The evolving and controversial nature of this research may lead some providers to question whether the new changes to recommendations are less safe, or no safer than previous guidance, said Travis Hiles, MD, an anesthesiologist in private practice in Kansas City, Mo.

“I think there is and will be continued fear of aspiration in surgical/procedural patients on GLP-1 agonists,” he said. “When a patient aspirates it is a very serious situation that can be deadly. We strive to make surgery as safe as possible daily, and I personally think the new recommendations have added new specifics, such as standardized preoperative assessment, liquid diet and POCUS, that make taking care of patients on GLP-1 agonists safer while weighing the risk of stopping.”

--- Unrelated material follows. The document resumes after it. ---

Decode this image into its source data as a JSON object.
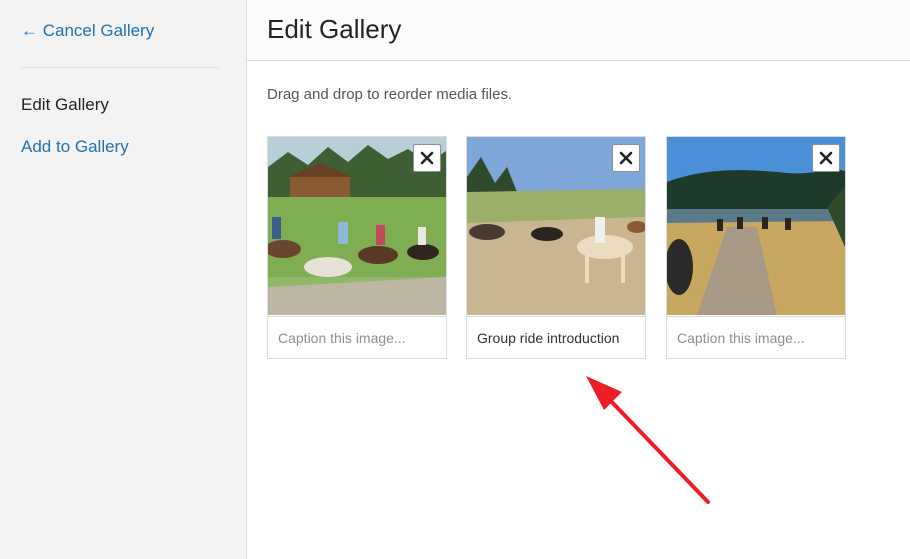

Recommendations Will Continue to Evolve

Research into the effects of GLP-1 agents on patients is ongoing, and the authors of the report said updates and changes in guidance should be expected as new evidence is revealed.

“It’s key that we understand that the ASA’s prior document, our AGA Clinical Practice Update and this multisociety document should be considered guidance, as none of these documents are evidence-based guidelines,” Wang said. “As new research emerges some of this guidance might be modified in the future.”

—By Ashley Welch


Hiles and Rogers reported no relevant financial disclosures. Wang owns publicly traded stock in GE HealthCare Technologies and Pfizer.